Do not blindly trust that an upgrade succeeded. Validate after every upgrade.

# Check node versions after upgrade
kubectl get nodes -o custom-columns=NAME:.metadata.name,VERSION:.status.nodeInfo.kubeletVersion

# Verify all pods are running
kubectl get pods --all-namespaces --field-selector=status.phase!=Running,status.phase!=Succeeded

# Check for deprecated API usage before upgrading
kubectl get --raw /metrics | grep apiserver_requested_deprecated_apis
Pre-upgrade checklist
  1. Run kubectl deprecations (or kubent) to find deprecated APIs
  2. Verify PDBs exist for all critical workloads
  3. Confirm cluster autoscaler has headroom for surge nodes
  4. Check that your subnet has enough free IPs for max-surge nodes
  5. Test the upgrade in a non-prod cluster first using rapid channel

Rollback

AKS does not support downgrading Kubernetes versions.
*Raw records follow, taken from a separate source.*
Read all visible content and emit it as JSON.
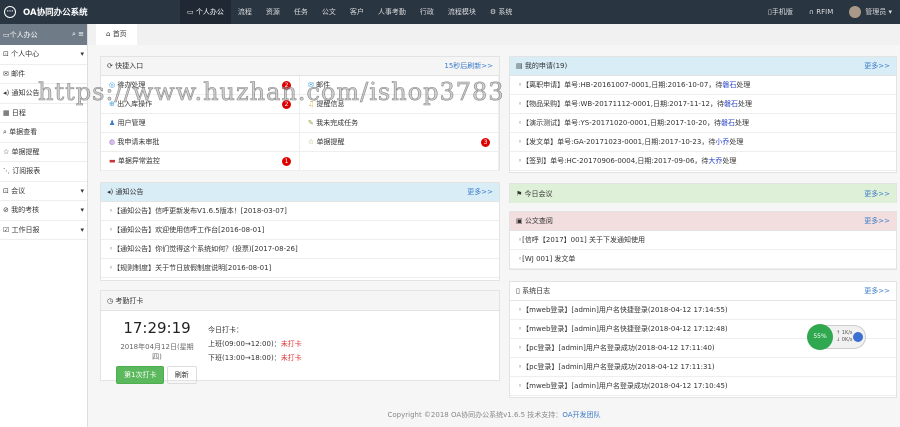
{
  "app": {
    "title": "OA协同办公系统"
  },
  "nav": [
    "个人办公",
    "流程",
    "资源",
    "任务",
    "公文",
    "客户",
    "人事考勤",
    "行政",
    "流程模块",
    "系统"
  ],
  "top_right": {
    "mobile": "手机版",
    "rfim": "RFIM",
    "user": "管理员"
  },
  "sidebar": {
    "title": "个人办公",
    "items": [
      "个人中心",
      "邮件",
      "通知公告",
      "日程",
      "单据查看",
      "单据提醒",
      "订阅报表",
      "会议",
      "我的考核",
      "工作日报"
    ]
  },
  "tab": "首页",
  "quick": {
    "title": "快捷入口",
    "link": "15秒后刷新>>",
    "items": [
      {
        "label": "待办处理",
        "badge": "2"
      },
      {
        "label": "邮件",
        "badge": ""
      },
      {
        "label": "出入库操作",
        "badge": "2"
      },
      {
        "label": "提醒信息",
        "badge": ""
      },
      {
        "label": "用户管理",
        "badge": ""
      },
      {
        "label": "我未完成任务",
        "badge": ""
      },
      {
        "label": "我申请未审批",
        "badge": ""
      },
      {
        "label": "单据提醒",
        "badge": "3"
      },
      {
        "label": "单据异常监控",
        "badge": "1"
      },
      {
        "label": "",
        "badge": ""
      }
    ]
  },
  "notice": {
    "title": "通知公告",
    "more": "更多>>",
    "items": [
      "【通知公告】信呼更新发布V1.6.5版本！[2018-03-07]",
      "【通知公告】欢迎使用信呼工作台[2016-08-01]",
      "【通知公告】你们觉得这个系统如何？(投票)[2017-08-26]",
      "【规则制度】关于节日放假制度说明[2016-08-01]"
    ]
  },
  "attendance": {
    "title": "考勤打卡",
    "time": "17:29:19",
    "date": "2018年04月12日(星期四)",
    "punch": "第1次打卡",
    "refresh": "刷新",
    "today": "今日打卡：",
    "am": "上班(09:00→12:00)：",
    "am_status": "未打卡",
    "pm": "下班(13:00→18:00)：",
    "pm_status": "未打卡"
  },
  "apply": {
    "title": "我的申请(19)",
    "more": "更多>>",
    "items": [
      {
        "text": "【离职申请】单号:HB-20161007-0001,日期:2016-10-07，待",
        "who": "磐石",
        "tail": "处理"
      },
      {
        "text": "【物品采购】单号:WB-20171112-0001,日期:2017-11-12，待",
        "who": "磐石",
        "tail": "处理"
      },
      {
        "text": "【演示测试】单号:YS-20171020-0001,日期:2017-10-20，待",
        "who": "磐石",
        "tail": "处理"
      },
      {
        "text": "【发文单】单号:GA-20171023-0001,日期:2017-10-23，待",
        "who": "小乔",
        "tail": "处理"
      },
      {
        "text": "【签到】单号:HC-20170906-0004,日期:2017-09-06，待",
        "who": "大乔",
        "tail": "处理"
      }
    ]
  },
  "meeting": {
    "title": "今日会议",
    "more": "更多>>"
  },
  "official": {
    "title": "公文查阅",
    "more": "更多>>",
    "items": [
      "[信呼【2017】001] 关于下发通知使用",
      "[WJ 001] 发文单"
    ]
  },
  "log": {
    "title": "系统日志",
    "more": "更多>>",
    "items": [
      "【mweb登录】[admin]用户名快捷登录(2018-04-12 17:14:55)",
      "【mweb登录】[admin]用户名快捷登录(2018-04-12 17:12:48)",
      "【pc登录】[admin]用户名登录成功(2018-04-12 17:11:40)",
      "【pc登录】[admin]用户名登录成功(2018-04-12 17:11:31)",
      "【mweb登录】[admin]用户名登录成功(2018-04-12 17:10:45)"
    ]
  },
  "footer": {
    "text": "Copyright ©2018  OA协同办公系统v1.6.5  技术支持：",
    "link": "OA开发团队"
  },
  "widget": {
    "percent": "55%",
    "up": "1K/s",
    "down": "0K/s"
  },
  "watermark": "https://www.huzhan.com/ishop3783"
}
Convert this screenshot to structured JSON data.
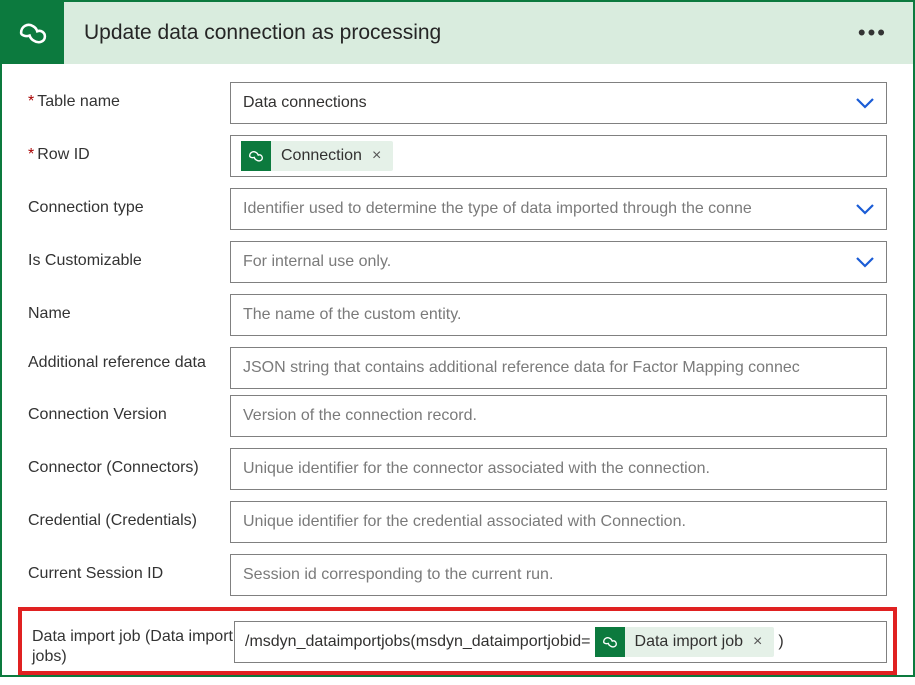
{
  "header": {
    "title": "Update data connection as processing"
  },
  "fields": {
    "table_name": {
      "label": "Table name",
      "value": "Data connections"
    },
    "row_id": {
      "label": "Row ID",
      "token_label": "Connection"
    },
    "connection_type": {
      "label": "Connection type",
      "placeholder": "Identifier used to determine the type of data imported through the conne"
    },
    "is_customizable": {
      "label": "Is Customizable",
      "placeholder": "For internal use only."
    },
    "name": {
      "label": "Name",
      "placeholder": "The name of the custom entity."
    },
    "additional_reference_data": {
      "label": "Additional reference data",
      "placeholder": "JSON string that contains additional reference data for Factor Mapping connec"
    },
    "connection_version": {
      "label": "Connection Version",
      "placeholder": "Version of the connection record."
    },
    "connector": {
      "label": "Connector (Connectors)",
      "placeholder": "Unique identifier for the connector associated with the connection."
    },
    "credential": {
      "label": "Credential (Credentials)",
      "placeholder": "Unique identifier for the credential associated with Connection."
    },
    "current_session_id": {
      "label": "Current Session ID",
      "placeholder": "Session id corresponding to the current run."
    },
    "data_import_job": {
      "label": "Data import job (Data import jobs)",
      "prefix": "/msdyn_dataimportjobs(msdyn_dataimportjobid=",
      "token_label": "Data import job",
      "suffix": ")"
    }
  }
}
If an upgrade breaks something:

  • Fix forward by patching your workloads to be compatible
  • Restore from backup to a new cluster running the previous version
  • Use Blue-Green cluster strategy: keep the old cluster until the new one is validated

This is why staging clusters with rapid channel matter. Catch breaking changes before they hit production.

Common mistakes

  1. Using none channel -- You will skip 3+ minor versions, then discover breaking API removals all at once
  2. No PDBs -- Upgrades become unplanned outages
  3. No maintenance window -- Upgrades happen during peak traffic
  4. Ignoring node image upgrades -- Your nodes accumulate unpatched CVEs
  5. Setting max-surge to 100% -- Doubles your node count temporarily and can exhaust subnet IPs
  6. Not checking deprecated APIs -- Upgrade succeeds but workloads break because manifests use removed APIs
  7. Upgrading production first -- Always upgrade non-prod first. Always.
  8. Still running Azure Linux 2.0 -- End of support was November 30, 2025. Node images are frozen. Migrate to Azure Linux 3 (AzureLinux3) immediately.